Independents are split but below 50 percent.
ggplot(covid_approval_polls, aes(x = party, y = disapprove_adjusted)) + geom_boxplot() +
labs(title = "Biden's Covid Handling Disapproval by Political Party", x = "Political Party", y = "Disapprove")+ theme(
plot.title = element_text(hjust = 0.5) # Set the horizontal justification to center (0.5)
)
Overall approval ratings among the voting population is high.
ggplot(covid_approval_polls, aes(x = population, y = approve_adjusted)) + geom_boxplot()+
labs(title = "Biden's Covid Handling Approval by Population", x = "Political Party", y = "Approve")+ theme(
plot.title = element_text(hjust = 0.5) # Set the horizontal justification to center (0.5)
)
Overall disapproval rating is relatively low.
ggplot(covid_approval_polls, aes(x = population, y = disapprove_adjusted)) + geom_boxplot() +
labs(title = "Biden's Covid Handling Disapproval by Political Party", x = "Political Party", y = "Disapprove")+ theme(
plot.title = element_text(hjust = 0.5) # Set the horizontal justification to center (0.5)
)
## Approval ratings over time
The approval ratings among all political parties and population dropped over time but it remained high among democrats.
ggplot(covid_approval_polls, aes(x = startdate, y = approve_adjusted, color = party)) + geom_point() +
labs(title = "Biden's Covid Handling Approval by Political Party", x = "Poll Date", y = "Approve")+ theme(
plot.title = element_text(hjust = 0.5) # Set the horizontal justification to center (0.5)
)
ggplot(covid_approval_polls, aes(x = startdate, y = disapprove_adjusted, color = party)) + geom_point() +
labs(title = "Biden's Covid Handling Disapproval by Political Party", x = "Poll Date", y = "Disapprove")+ theme(
plot.title = element_text(hjust = 0.5) # Set the horizontal justification to center (0.5)
)
ggplot(covid_approval_polls, aes(x = startdate, y = approve_adjusted, color = population)) + geom_point() +
labs(title = "Biden's Covid Handling Approval by Political Party", x = "Poll Date", y = "Approve")+ theme(
plot.title = element_text(hjust = 0.5) # Set the horizontal justification to center (0.5)
)
k
ggplot(covid_approval_polls, aes(x = startdate, y = disapprove_adjusted, color = population)) + geom_point() +
labs(title = "Biden's Covid Handling Disapproval by Political Party", x = "Poll Date", y = "Disapprove")+ theme(
plot.title = element_text(hjust = 0.5) # Set the horizontal justification to center (0.5)
)
## Conclusions
The aggregation of the polls and the illustrated graphics shows that approval for Presidents Biden’s handling of the covid pandemic was largely on party line with high approval among Democrats and low approval among Republicans and independents somewhere in between.

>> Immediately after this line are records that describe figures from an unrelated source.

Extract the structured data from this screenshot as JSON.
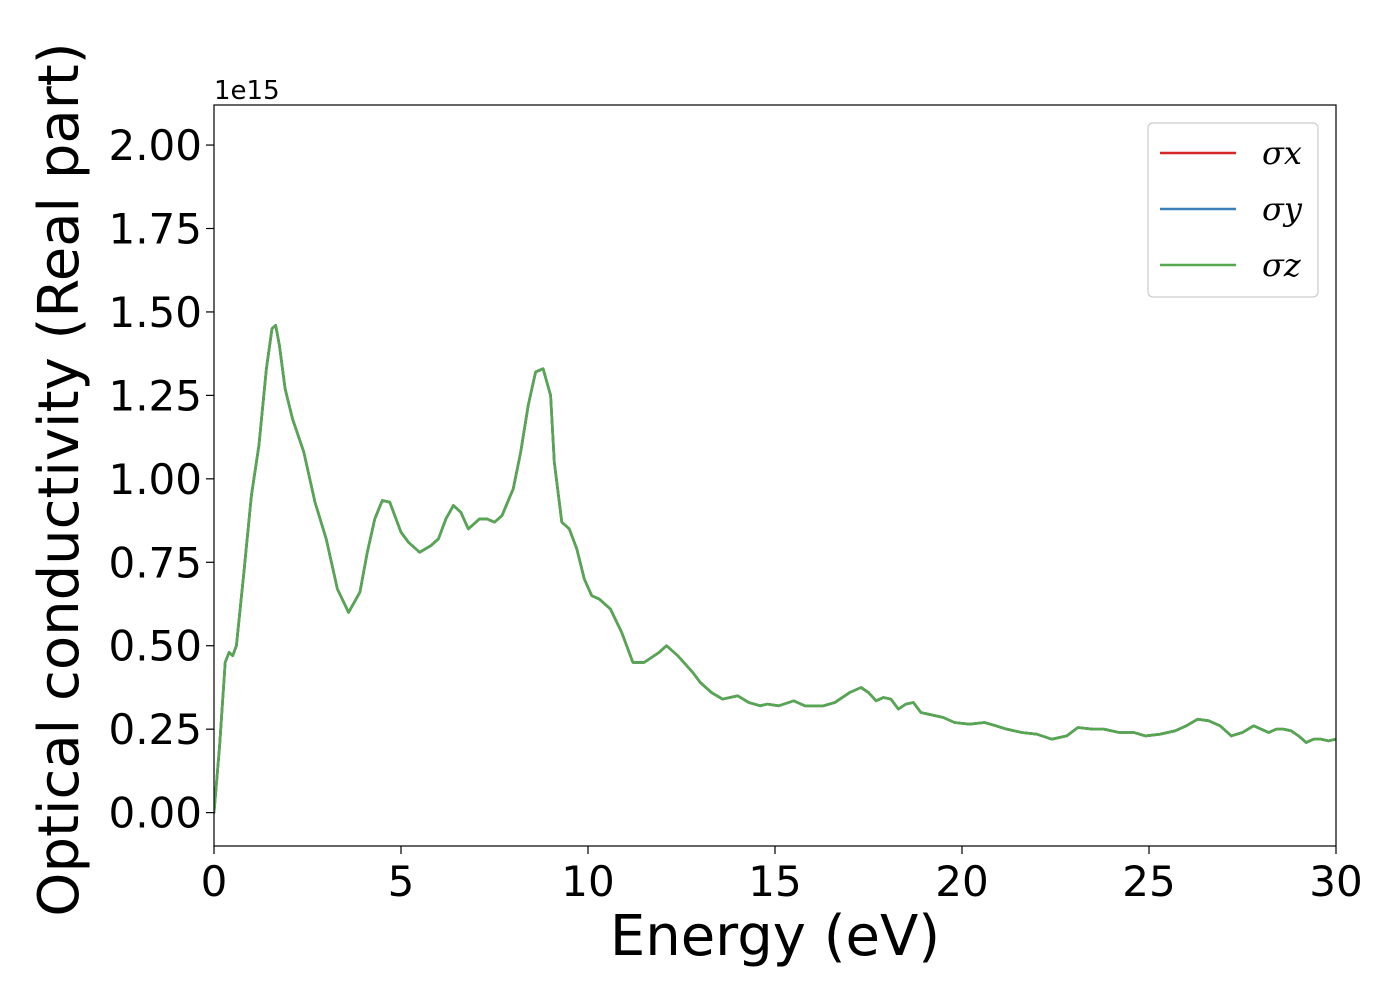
{
  "chart_data": {
    "type": "line",
    "xlabel": "Energy (eV)",
    "ylabel": "Optical conductivity (Real part)",
    "y_offset_label": "1e15",
    "xlim": [
      0,
      30
    ],
    "ylim": [
      -0.1,
      2.12
    ],
    "x_ticks": [
      0,
      5,
      10,
      15,
      20,
      25,
      30
    ],
    "x_tick_labels": [
      "0",
      "5",
      "10",
      "15",
      "20",
      "25",
      "30"
    ],
    "y_ticks": [
      0,
      0.25,
      0.5,
      0.75,
      1.0,
      1.25,
      1.5,
      1.75,
      2.0
    ],
    "y_tick_labels": [
      "0.00",
      "0.25",
      "0.50",
      "0.75",
      "1.00",
      "1.25",
      "1.50",
      "1.75",
      "2.00"
    ],
    "grid": false,
    "legend_position": "top-right",
    "x": [
      0,
      0.15,
      0.3,
      0.4,
      0.5,
      0.6,
      0.8,
      1.0,
      1.2,
      1.4,
      1.55,
      1.65,
      1.75,
      1.9,
      2.1,
      2.4,
      2.7,
      3.0,
      3.3,
      3.6,
      3.9,
      4.1,
      4.3,
      4.5,
      4.7,
      4.8,
      5.0,
      5.2,
      5.5,
      5.8,
      6.0,
      6.2,
      6.4,
      6.6,
      6.8,
      6.9,
      7.1,
      7.3,
      7.5,
      7.7,
      8.0,
      8.2,
      8.4,
      8.6,
      8.8,
      9.0,
      9.1,
      9.3,
      9.5,
      9.7,
      9.9,
      10.1,
      10.3,
      10.6,
      10.9,
      11.2,
      11.5,
      11.9,
      12.1,
      12.4,
      12.8,
      13.0,
      13.3,
      13.6,
      14.0,
      14.3,
      14.6,
      14.8,
      15.1,
      15.5,
      15.8,
      16.0,
      16.3,
      16.6,
      17.0,
      17.3,
      17.5,
      17.7,
      17.9,
      18.1,
      18.3,
      18.5,
      18.7,
      18.9,
      19.1,
      19.3,
      19.5,
      19.8,
      20.2,
      20.6,
      20.9,
      21.2,
      21.6,
      22.0,
      22.4,
      22.8,
      23.1,
      23.5,
      23.8,
      24.2,
      24.6,
      24.9,
      25.3,
      25.7,
      26.0,
      26.3,
      26.6,
      26.9,
      27.2,
      27.5,
      27.8,
      28.0,
      28.2,
      28.4,
      28.6,
      28.8,
      29.0,
      29.2,
      29.4,
      29.6,
      29.8,
      30.0
    ],
    "series": [
      {
        "name": "σx",
        "color": "#d62728",
        "values": [
          0.0,
          0.2,
          0.45,
          0.48,
          0.47,
          0.5,
          0.72,
          0.95,
          1.1,
          1.33,
          1.45,
          1.46,
          1.4,
          1.27,
          1.18,
          1.08,
          0.93,
          0.82,
          0.67,
          0.6,
          0.66,
          0.78,
          0.88,
          0.935,
          0.93,
          0.9,
          0.84,
          0.81,
          0.78,
          0.8,
          0.82,
          0.88,
          0.92,
          0.9,
          0.85,
          0.86,
          0.88,
          0.88,
          0.87,
          0.89,
          0.97,
          1.08,
          1.22,
          1.32,
          1.33,
          1.25,
          1.05,
          0.87,
          0.85,
          0.79,
          0.7,
          0.65,
          0.64,
          0.61,
          0.54,
          0.45,
          0.45,
          0.48,
          0.5,
          0.47,
          0.42,
          0.39,
          0.36,
          0.34,
          0.35,
          0.33,
          0.32,
          0.325,
          0.32,
          0.335,
          0.32,
          0.32,
          0.32,
          0.33,
          0.36,
          0.375,
          0.36,
          0.335,
          0.345,
          0.34,
          0.31,
          0.325,
          0.33,
          0.3,
          0.295,
          0.29,
          0.285,
          0.27,
          0.265,
          0.27,
          0.26,
          0.25,
          0.24,
          0.235,
          0.22,
          0.23,
          0.255,
          0.25,
          0.25,
          0.24,
          0.24,
          0.23,
          0.235,
          0.245,
          0.26,
          0.28,
          0.275,
          0.26,
          0.23,
          0.24,
          0.26,
          0.25,
          0.24,
          0.25,
          0.25,
          0.245,
          0.23,
          0.21,
          0.22,
          0.22,
          0.215,
          0.22
        ]
      },
      {
        "name": "σy",
        "color": "#3a7fb8",
        "values": [
          0.0,
          0.2,
          0.45,
          0.48,
          0.47,
          0.5,
          0.72,
          0.95,
          1.1,
          1.33,
          1.45,
          1.46,
          1.4,
          1.27,
          1.18,
          1.08,
          0.93,
          0.82,
          0.67,
          0.6,
          0.66,
          0.78,
          0.88,
          0.935,
          0.93,
          0.9,
          0.84,
          0.81,
          0.78,
          0.8,
          0.82,
          0.88,
          0.92,
          0.9,
          0.85,
          0.86,
          0.88,
          0.88,
          0.87,
          0.89,
          0.97,
          1.08,
          1.22,
          1.32,
          1.33,
          1.25,
          1.05,
          0.87,
          0.85,
          0.79,
          0.7,
          0.65,
          0.64,
          0.61,
          0.54,
          0.45,
          0.45,
          0.48,
          0.5,
          0.47,
          0.42,
          0.39,
          0.36,
          0.34,
          0.35,
          0.33,
          0.32,
          0.325,
          0.32,
          0.335,
          0.32,
          0.32,
          0.32,
          0.33,
          0.36,
          0.375,
          0.36,
          0.335,
          0.345,
          0.34,
          0.31,
          0.325,
          0.33,
          0.3,
          0.295,
          0.29,
          0.285,
          0.27,
          0.265,
          0.27,
          0.26,
          0.25,
          0.24,
          0.235,
          0.22,
          0.23,
          0.255,
          0.25,
          0.25,
          0.24,
          0.24,
          0.23,
          0.235,
          0.245,
          0.26,
          0.28,
          0.275,
          0.26,
          0.23,
          0.24,
          0.26,
          0.25,
          0.24,
          0.25,
          0.25,
          0.245,
          0.23,
          0.21,
          0.22,
          0.22,
          0.215,
          0.22
        ]
      },
      {
        "name": "σz",
        "color": "#55a84f",
        "values": [
          0.0,
          0.2,
          0.45,
          0.48,
          0.47,
          0.5,
          0.72,
          0.95,
          1.1,
          1.33,
          1.45,
          1.46,
          1.4,
          1.27,
          1.18,
          1.08,
          0.93,
          0.82,
          0.67,
          0.6,
          0.66,
          0.78,
          0.88,
          0.935,
          0.93,
          0.9,
          0.84,
          0.81,
          0.78,
          0.8,
          0.82,
          0.88,
          0.92,
          0.9,
          0.85,
          0.86,
          0.88,
          0.88,
          0.87,
          0.89,
          0.97,
          1.08,
          1.22,
          1.32,
          1.33,
          1.25,
          1.05,
          0.87,
          0.85,
          0.79,
          0.7,
          0.65,
          0.64,
          0.61,
          0.54,
          0.45,
          0.45,
          0.48,
          0.5,
          0.47,
          0.42,
          0.39,
          0.36,
          0.34,
          0.35,
          0.33,
          0.32,
          0.325,
          0.32,
          0.335,
          0.32,
          0.32,
          0.32,
          0.33,
          0.36,
          0.375,
          0.36,
          0.335,
          0.345,
          0.34,
          0.31,
          0.325,
          0.33,
          0.3,
          0.295,
          0.29,
          0.285,
          0.27,
          0.265,
          0.27,
          0.26,
          0.25,
          0.24,
          0.235,
          0.22,
          0.23,
          0.255,
          0.25,
          0.25,
          0.24,
          0.24,
          0.23,
          0.235,
          0.245,
          0.26,
          0.28,
          0.275,
          0.26,
          0.23,
          0.24,
          0.26,
          0.25,
          0.24,
          0.25,
          0.25,
          0.245,
          0.23,
          0.21,
          0.22,
          0.22,
          0.215,
          0.22
        ]
      }
    ]
  }
}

This indicates that partisanship may have significantly influenced the approval or disapproval ratings.
The polls should include more data that should enable further disaggregation of the data. For example, the state or resident of the poll participants could help to highlight the opinion of the population by state or region. The pollsters should also include a weight for partisan bias when they collect information about the participants party registration. Also given that the approval/disapproval is along party lines, the pollsters should also state the proportion of the respective party members included in the article.